Why bother?

We’ve all read books we liked at one time or another. And books we disliked. But how many of you bother to leave a review? I confess I’ve read thousands of books so far, but before I became an author myself, I didn’t even know much about reviews, how important they are to a writer and why.

leave a review

I don’t know about other authors, but I learn very much from each review I receive. I learn what the readers like and dislike about my writing, I realize mistakes I wasn’t aware of making and learn to value the good points of my writing style. Simply put, reviews continuously help me grow as an author. Even the critic ones (I never call them bad) have helped me judge my writing and see it through someone else’s eyes.

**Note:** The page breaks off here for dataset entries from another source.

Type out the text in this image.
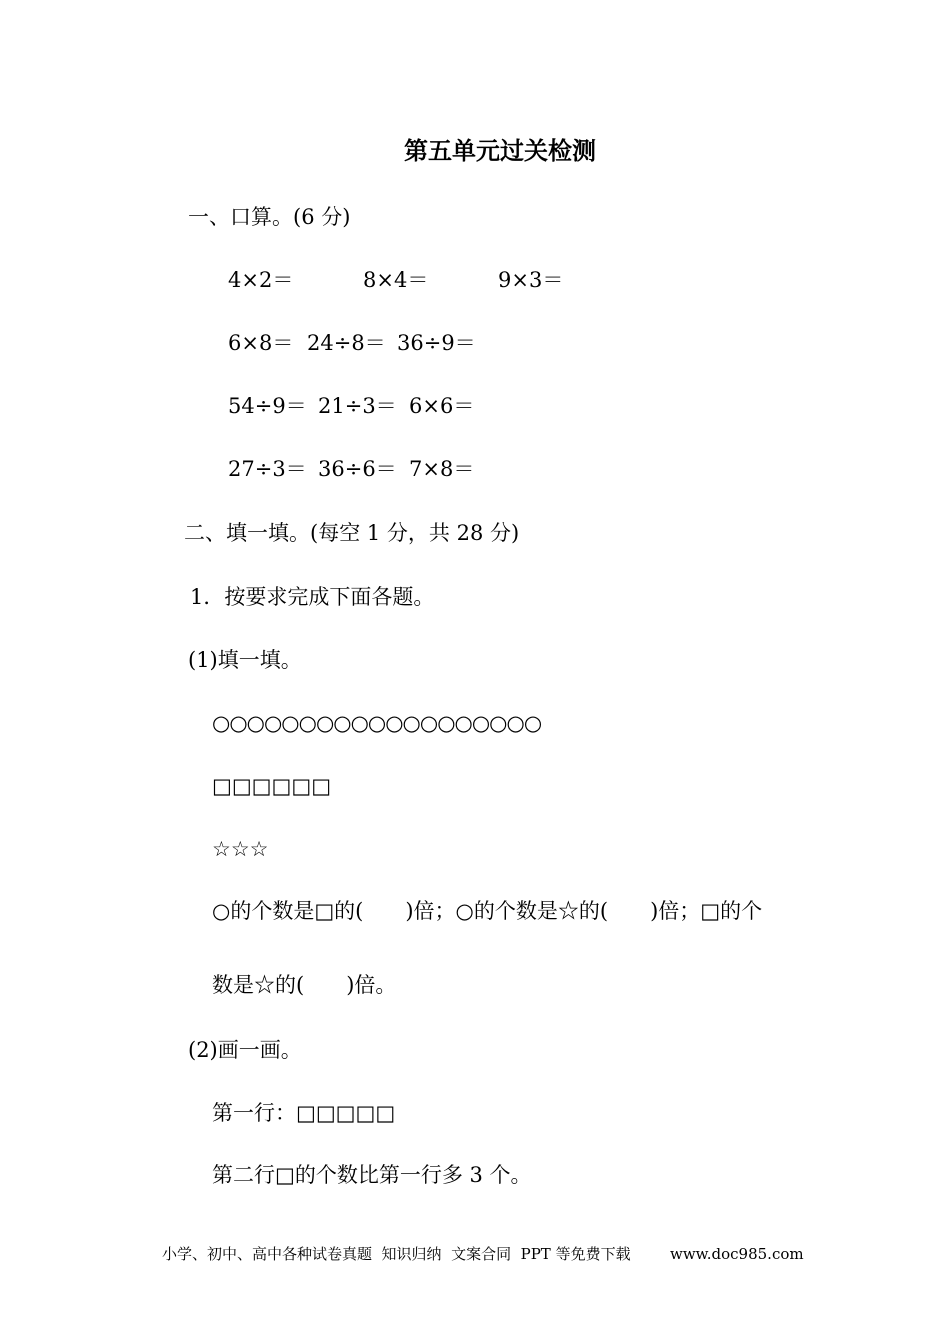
第五单元过关检测
一、口算。(6 分)
4×2＝	8×4＝	9×3＝
6×8＝ 24÷8＝ 36÷9＝
54÷9＝ 21÷3＝ 6×6＝
27÷3＝ 36÷6＝ 7×8＝
二、填一填。(每空 1 分，共 28 分)
1．按要求完成下面各题。
(1)填一填。
○○○○○○○○○○○○○○○○○○○
□□□□□□
☆☆☆
○的个数是□的(　　)倍；○的个数是☆的(　　)倍；□的个
数是☆的(　　)倍。
(2)画一画。
第一行：□□□□□
第二行□的个数比第一行多 3 个。
小学、初中、高中各种试卷真题  知识归纳  文案合同  PPT 等免费下载	www.doc985.com
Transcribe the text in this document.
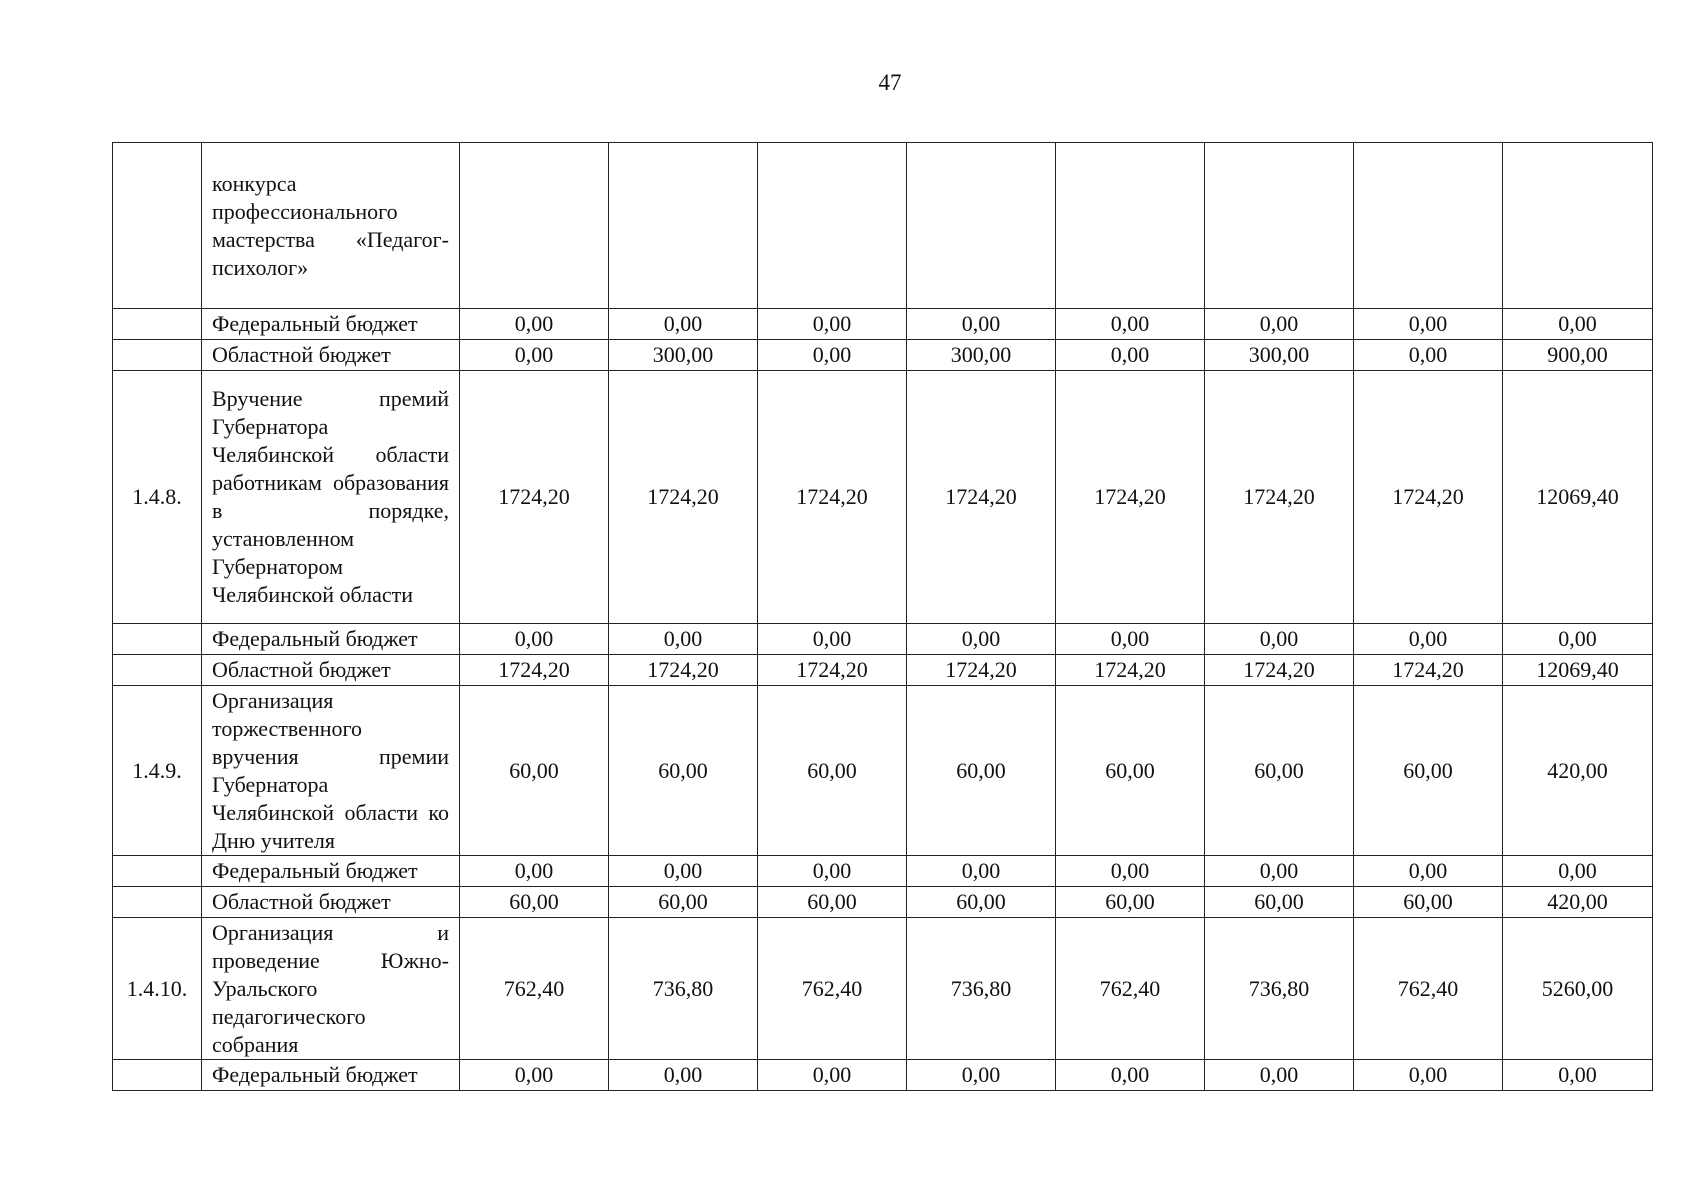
47
	конкурса профессионального мастерства «Педагог-психолог»								
	Федеральный бюджет	0,00	0,00	0,00	0,00	0,00	0,00	0,00	0,00
	Областной бюджет	0,00	300,00	0,00	300,00	0,00	300,00	0,00	900,00
1.4.8.	Вручение премий Губернатора Челябинской области работникам образования в порядке, установленном Губернатором Челябинской области	1724,20	1724,20	1724,20	1724,20	1724,20	1724,20	1724,20	12069,40
	Федеральный бюджет	0,00	0,00	0,00	0,00	0,00	0,00	0,00	0,00
	Областной бюджет	1724,20	1724,20	1724,20	1724,20	1724,20	1724,20	1724,20	12069,40
1.4.9.	Организация торжественного вручения премии Губернатора Челябинской области ко Дню учителя	60,00	60,00	60,00	60,00	60,00	60,00	60,00	420,00
	Федеральный бюджет	0,00	0,00	0,00	0,00	0,00	0,00	0,00	0,00
	Областной бюджет	60,00	60,00	60,00	60,00	60,00	60,00	60,00	420,00
1.4.10.	Организация и проведение Южно-Уральского педагогического собрания	762,40	736,80	762,40	736,80	762,40	736,80	762,40	5260,00
	Федеральный бюджет	0,00	0,00	0,00	0,00	0,00	0,00	0,00	0,00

I always try to make criticism constructive, but it’s important for an author to know which reviewers make a valid point. Some writers get depressed and discouraged when they get a negative review. I rarely do. Instead, I try to pick the bits and pieces that make sense, and separate them from the reviewer’s personal opinions. For instance, a reader who is a BDSM fan will never like my anti-BDSM comments. I can’t help that, nor can I let it change my own opinions. But when several readers have complained about some of my sentences being too long, I did try to rectify that, without changing my distinctive author voice.

And that’s why I began writing reviews myself for the books that have made an impression on me, whether it was good or bad. It’s not only to voice my opinion about the story, but also to help those authors improve and grow, just like I am doing all the time.

If my readers are happy, that makes me happy. So if you’ve already read my books or want to give them a chance, I would truly appreciate if you stopped by and let me know your thoughts. Each and every one of them matter. ❤ ❤ ❤

Melinda De Ross’s Amazon page: http://goo.gl/2nH9cC

6 thoughts on “Why bother?

    1. I don’t know if that is true or not, or if it even makes a difference for readers how many reviews and stars a book has. I’ve seen books with 2 stars that people still buy, and 5 star books that sit there untouched.


      1. Personally, I buy a book on its blurb. The instant I see a question asked in the blurb [eg will Elizabeth ever make up her differences with Darcy and find happiness?] I promptly discard it as a choice, because asking questions as part of the book description is amateurish and shows bad writing. I also discard any Regency romance which describes the heroine as ‘feisty’ since in the period this meant flatulent in cant, and usually referred to small dogs. I do think hard before I consider a book with only 2 stars, and it depends on how many reviews it has had. If not many, it may not have hit its target audience. I wouldn’t choose to buy a book just because it had a number of 5 star reviews. I generally read the reviews so I can list the reviewers mentally into the two categories ‘wanker’ or ‘knowledgeable’. I do have the advantage, as a writer, of having run into a lot of the other writers in the genres I like on various fora, which means I can form an opinion about how they write by reading their posts. However most people only have reviews and blurb to rely on. And this is why I have someone else write my blurb, having listed the points I want to make, because the blurb sells the book, IMO, more than any other single factor, and if you lose the reader’s attention after about a dozen words, they won’t buy. And I’m crap at writing blurb for myself. [I can do it for other people. I can’t blow my own trumpet either.]


  1. I buy a book on recommendation, the blurb, and the cover. Not necessarily in that order. I always try to leave a review, even if I didn’t like the story or how it was told. A bad review should always be kind. Too many readers forget that what they have just read is a part of someone, someone’s hard work, and probably part of a dream. If the book is listed as ‘adult’ then don’t knock the language or sex. Pay attention to what you buy and how you review.